MLA Jonathan Craig challenges charities: tell us what your bosses earn

By Adrian Rutherford

Charities are facing calls to reveal the salaries of their top earners amid growing anger over their six-figure pay packets.

It comes after the Belfast Telegraph revealed the vast salaries being drawn by dozens of charity chiefs in Northern Ireland.

In one case it was revealed that Nevin Ringland, the chief executive of mental health charity Praxis Care, receives £142,000 a year.

This newspaper surveyed 60 of our best known charities asking for the name and salary of their chief executive or most senior representative in Northern Ireland.

Of these, 34 confirmed their CEO earned more than £50,000. Three earned over £100,000.

Another 13 – around a quarter – declined to comment.

DUP MLA Jonathan Craig said all charities should be open about what they pay. "I think all charities should be open and transparent around what is being paid to their senior manager, whether that be chief executive or managing director," he said.

"They need to be open and honest with the public as to where charity money is going – how much of it goes on overheads or how much of it is spent on the charitable reason for these organisations existing.

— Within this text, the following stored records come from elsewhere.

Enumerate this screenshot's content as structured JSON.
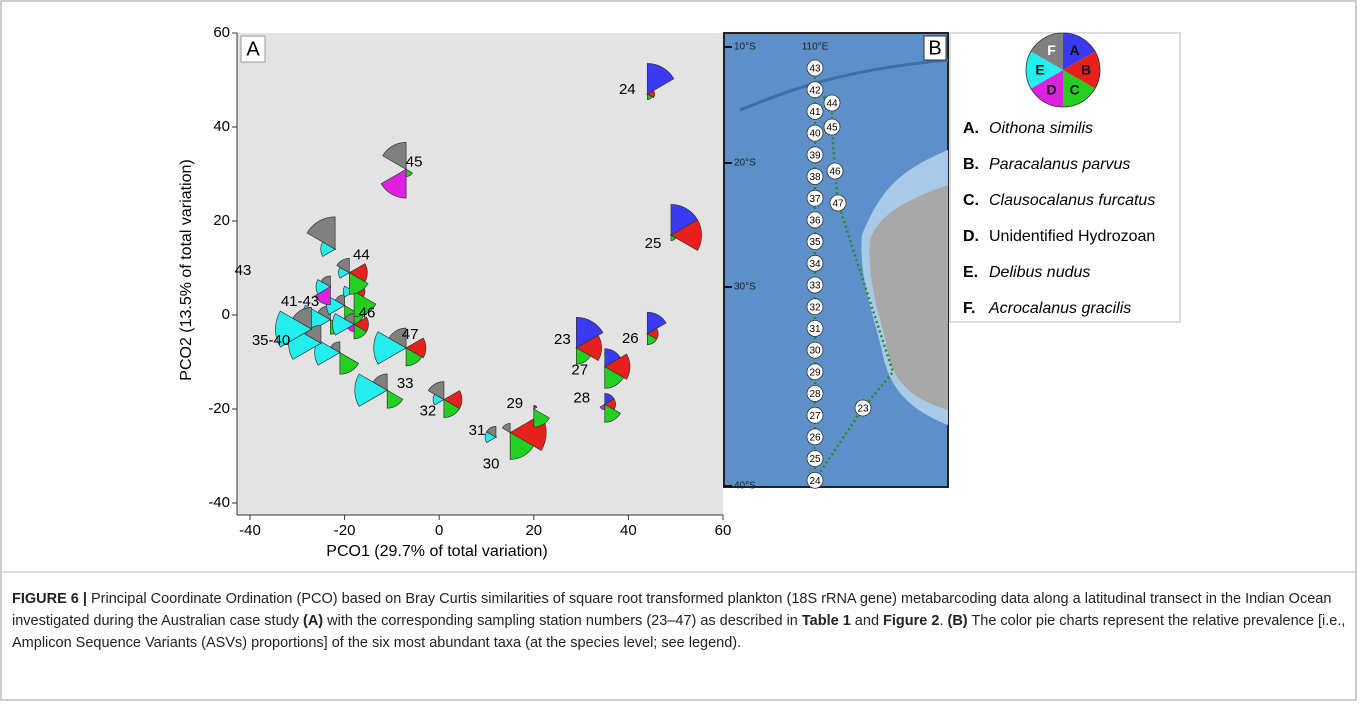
{
  "chart_data": {
    "type": "scatter",
    "panel_label": "A",
    "x_label": "PCO1 (29.7% of total variation)",
    "y_label": "PCO2 (13.5% of total variation)",
    "xlim": [
      -40,
      60
    ],
    "ylim": [
      -40,
      60
    ],
    "xticks": [
      -40,
      -20,
      0,
      20,
      40,
      60
    ],
    "yticks": [
      -40,
      -20,
      0,
      20,
      40,
      60
    ],
    "background": "#e3e3e3",
    "points": [
      {
        "label": "24",
        "x": 44,
        "y": 47,
        "wedges": [
          0.85,
          0.2,
          0.15,
          0,
          0,
          0
        ]
      },
      {
        "label": "45",
        "x": -7,
        "y": 31,
        "wedges": [
          0,
          0,
          0.2,
          0.8,
          0,
          0.75
        ]
      },
      {
        "label": "25",
        "x": 49,
        "y": 17,
        "wedges": [
          0.85,
          0.85,
          0.15,
          0,
          0,
          0
        ]
      },
      {
        "label": "44",
        "x": -19,
        "y": 9,
        "wedges": [
          0,
          0.5,
          0.6,
          0,
          0.3,
          0.4
        ]
      },
      {
        "label": "46",
        "x": -18,
        "y": -2,
        "wedges": [
          0,
          0.4,
          0.4,
          0.2,
          0.6,
          0.3
        ]
      },
      {
        "label": "47",
        "x": -7,
        "y": -7,
        "wedges": [
          0,
          0.55,
          0.5,
          0,
          0.9,
          0.55
        ]
      },
      {
        "label": "33",
        "x": -11,
        "y": -16,
        "wedges": [
          0,
          0,
          0.5,
          0,
          0.9,
          0.45
        ]
      },
      {
        "label": "32",
        "x": 1,
        "y": -18,
        "wedges": [
          0,
          0.5,
          0.5,
          0,
          0.3,
          0.5
        ]
      },
      {
        "label": "23",
        "x": 29,
        "y": -7,
        "wedges": [
          0.85,
          0.7,
          0.45,
          0,
          0,
          0
        ]
      },
      {
        "label": "26",
        "x": 44,
        "y": -4,
        "wedges": [
          0.6,
          0.3,
          0.3,
          0,
          0,
          0
        ]
      },
      {
        "label": "27",
        "x": 35,
        "y": -11,
        "wedges": [
          0.5,
          0.7,
          0.6,
          0,
          0,
          0
        ]
      },
      {
        "label": "28",
        "x": 35,
        "y": -19,
        "wedges": [
          0.3,
          0.3,
          0.5,
          0.15,
          0,
          0
        ]
      },
      {
        "label": "29",
        "x": 20,
        "y": -20,
        "wedges": [
          0.1,
          0,
          0.5,
          0,
          0,
          0
        ]
      },
      {
        "label": "31",
        "x": 12,
        "y": -26,
        "wedges": [
          0,
          0,
          0,
          0,
          0.3,
          0.3
        ]
      },
      {
        "label": "30",
        "x": 15,
        "y": -25,
        "wedges": [
          0,
          1,
          0.75,
          0,
          0,
          0.25
        ]
      },
      {
        "label": null,
        "x": -22,
        "y": 14,
        "wedges": [
          0,
          0,
          0,
          0,
          0.4,
          0.9
        ]
      },
      {
        "label": null,
        "x": -23,
        "y": 6,
        "wedges": [
          0,
          0,
          0,
          0.5,
          0.4,
          0.3
        ]
      },
      {
        "label": null,
        "x": -18,
        "y": 5,
        "wedges": [
          0,
          0.3,
          0.7,
          0,
          0.3,
          0
        ]
      },
      {
        "label": null,
        "x": -20,
        "y": 2,
        "wedges": [
          0,
          0,
          0.6,
          0,
          0.5,
          0.3
        ]
      },
      {
        "label": null,
        "x": -27,
        "y": -3,
        "wedges": [
          0,
          0,
          0,
          0,
          1,
          0.6
        ]
      },
      {
        "label": null,
        "x": -25,
        "y": -6,
        "wedges": [
          0,
          0,
          0,
          0,
          0.9,
          0.5
        ]
      },
      {
        "label": null,
        "x": -21,
        "y": -8,
        "wedges": [
          0,
          0,
          0.6,
          0,
          0.7,
          0.3
        ]
      },
      {
        "label": null,
        "x": -23,
        "y": -1,
        "wedges": [
          0,
          0,
          0.4,
          0,
          0.8,
          0.4
        ]
      }
    ],
    "annotations": [
      "43",
      "41-43",
      "35-40"
    ],
    "legend": [
      {
        "letter": "A",
        "heading": "A.",
        "name": "Oithona similis",
        "italic": true,
        "color": "#3a3af2"
      },
      {
        "letter": "B",
        "heading": "B.",
        "name": "Paracalanus parvus",
        "italic": true,
        "color": "#e8201c"
      },
      {
        "letter": "C",
        "heading": "C.",
        "name": "Clausocalanus furcatus",
        "italic": true,
        "color": "#22d022"
      },
      {
        "letter": "D",
        "heading": "D.",
        "name": "Unidentified Hydrozoan",
        "italic": false,
        "color": "#e020e0"
      },
      {
        "letter": "E",
        "heading": "E.",
        "name": "Delibus nudus",
        "italic": true,
        "color": "#22eeee"
      },
      {
        "letter": "F",
        "heading": "F.",
        "name": "Acrocalanus gracilis",
        "italic": true,
        "color": "#808080"
      }
    ]
  },
  "map": {
    "panel_label": "B",
    "lon_label": "110°E",
    "lat_labels": [
      "10°S",
      "20°S",
      "30°S",
      "40°S"
    ],
    "stations": [
      "43",
      "42",
      "41",
      "40",
      "39",
      "38",
      "37",
      "36",
      "35",
      "34",
      "33",
      "32",
      "31",
      "30",
      "29",
      "28",
      "27",
      "26",
      "25",
      "24",
      "44",
      "45",
      "46",
      "47",
      "23"
    ]
  },
  "caption": [
    {
      "text": "FIGURE 6 |",
      "bold": true
    },
    {
      "text": " Principal Coordinate Ordination (PCO) based on Bray Curtis similarities of square root transformed plankton (18S rRNA gene) metabarcoding data along a latitudinal transect in the Indian Ocean investigated during the Australian case study ",
      "bold": false
    },
    {
      "text": "(A)",
      "bold": true
    },
    {
      "text": " with the corresponding sampling station numbers (23–47) as described in ",
      "bold": false
    },
    {
      "text": "Table 1",
      "bold": true
    },
    {
      "text": " and ",
      "bold": false
    },
    {
      "text": "Figure 2",
      "bold": true
    },
    {
      "text": ". ",
      "bold": false
    },
    {
      "text": "(B)",
      "bold": true
    },
    {
      "text": " The color pie charts represent the relative prevalence [i.e., Amplicon Sequence Variants (ASVs) proportions] of the six most abundant taxa (at the species level; see legend).",
      "bold": false
    }
  ]
}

"It is regrettable when some charities become more focused on their own internal structures rather than actually delivering what the charity was originally set up for."

Former Alliance MLA Seamus Close, now a political commentator, suggested embarrassment may prevent some charities disclosing their bosses' pay.

"They must be embarrassed... they recognise that they're a charity institution taking the pennies from the poor people to help charitable causes and needy causes," he told the BBC's Nolan Show. Mr Close said such stories "did nothing" for charities, who were battling to maintain income streams in times of austerity.

Other high-earning bosses include Tim Cooke, the director and chief executive of National Museums Northern Ireland, who earns between £105,000 and £110,000 and Peter Power, the all-Ireland executive director of Unicef, who receives £114,000.